Jul. 10—Manhattan city commissioners Tuesday will look at a proposed 2022 city budget that will raise the property tax bill of an average homeowner by 12.6%.
The meeting starts at 5:30 p.m. at City Hall. Officials also will broadcast the meeting on Cox Cable Channel 3, the Manhattan city government website and Facebook.
City administrators are proposing a 2022 property tax rate of 54.914 mills, an increase over the 2021 rate of 49.835. A mill is $1 in tax for every $1,000 in assessed, taxable property value.
That would mean the owner of a $100,000 home paying $573.10 in taxes during 2021 would pay $645.40 in 2022, an increase of $72.30 or 12.6%.
Among the reasons given by city administrators for the increase include a 2.378-mill increase over 2021 for the Riley County Police Department, a 0.182-mill increase for the Manhattan Library Fund and a 2.579-mill increase for city-supported services in 2022, officials said.
The city is statutorily required to fund the combined 2.5 mill increase for the library and police department, officials said.
Additionally, city administrators adjusted the bond and interest fund with a slight decrease in the mill levy for 2022, but staff forecasts an increase to the fund in 2023.
This year, Kansas law changed to require cities to notify the state if the proposed budget is above "revenue neutral."
The commission on Tuesday will vote on a resolution to declaring their intent to levy a property tax rate above revenue neutral with a maximum levy of 54.914 mills.
Because property valuations are increasing, the city would have to lower the tax rate to stay revenue neutral.

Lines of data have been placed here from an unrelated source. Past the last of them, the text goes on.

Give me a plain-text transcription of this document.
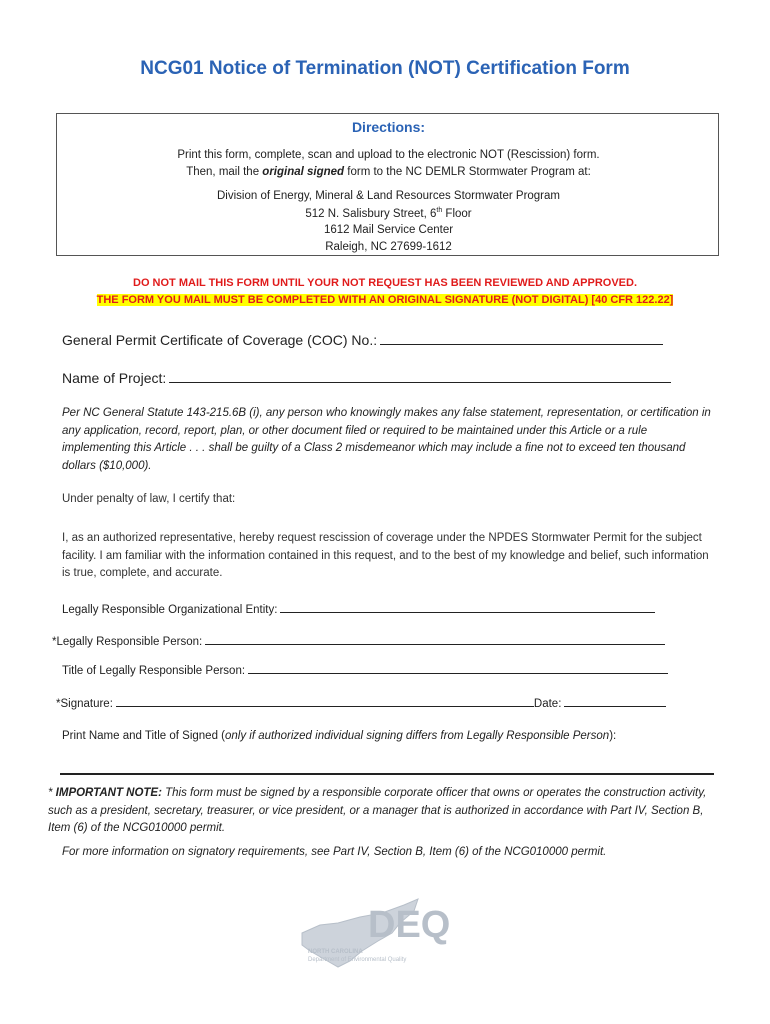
NCG01 Notice of Termination (NOT) Certification Form
Directions:
Print this form, complete, scan and upload to the electronic NOT (Rescission) form.
Then, mail the original signed form to the NC DEMLR Stormwater Program at:
Division of Energy, Mineral & Land Resources Stormwater Program
512 N. Salisbury Street, 6th Floor
1612 Mail Service Center
Raleigh, NC 27699-1612
DO NOT MAIL THIS FORM UNTIL YOUR NOT REQUEST HAS BEEN REVIEWED AND APPROVED.
THE FORM YOU MAIL MUST BE COMPLETED WITH AN ORIGINAL SIGNATURE (NOT DIGITAL) [40 CFR 122.22]
General Permit Certificate of Coverage (COC) No.:
Name of Project:
Per NC General Statute 143-215.6B (i), any person who knowingly makes any false statement, representation, or certification in any application, record, report, plan, or other document filed or required to be maintained under this Article or a rule implementing this Article . . . shall be guilty of a Class 2 misdemeanor which may include a fine not to exceed ten thousand dollars ($10,000).
Under penalty of law, I certify that:
I, as an authorized representative, hereby request rescission of coverage under the NPDES Stormwater Permit for the subject facility. I am familiar with the information contained in this request, and to the best of my knowledge and belief, such information is true, complete, and accurate.
Legally Responsible Organizational Entity:
*Legally Responsible Person:
Title of Legally Responsible Person:
*Signature:	Date:
Print Name and Title of Signed (only if authorized individual signing differs from Legally Responsible Person):
* IMPORTANT NOTE: This form must be signed by a responsible corporate officer that owns or operates the construction activity, such as a president, secretary, treasurer, or vice president, or a manager that is authorized in accordance with Part IV, Section B, Item (6) of the NCG010000 permit.
For more information on signatory requirements, see Part IV, Section B, Item (6) of the NCG010000 permit.
DEQ
NORTH CAROLINA
Department of Environmental Quality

Because the city is looking at increasing the mill levy in 2022, the city must adhere to the state's budget process for cities exceeding revenue neutral budgets. City staff must notify Riley County about the increase by July 20, officials said.
Additionally, the Manhattan Area Chamber of Commerce will present its 2022 budget request for economic development to city commissioners. The Manhattan Convention and Visitors Bureau also will give a second quarter update.
Commissioners also will review the final draft of the city's new development code. Officials have updated Manhattan Development Code, formerly known as the Unified Development Ordinance, with new zoning regulations into one document. The main goal is to put all the zoning and design information into one document and make it easier for the public to understand. The commission will review the draft with Chad Bunger, assistant director of community development for the city government.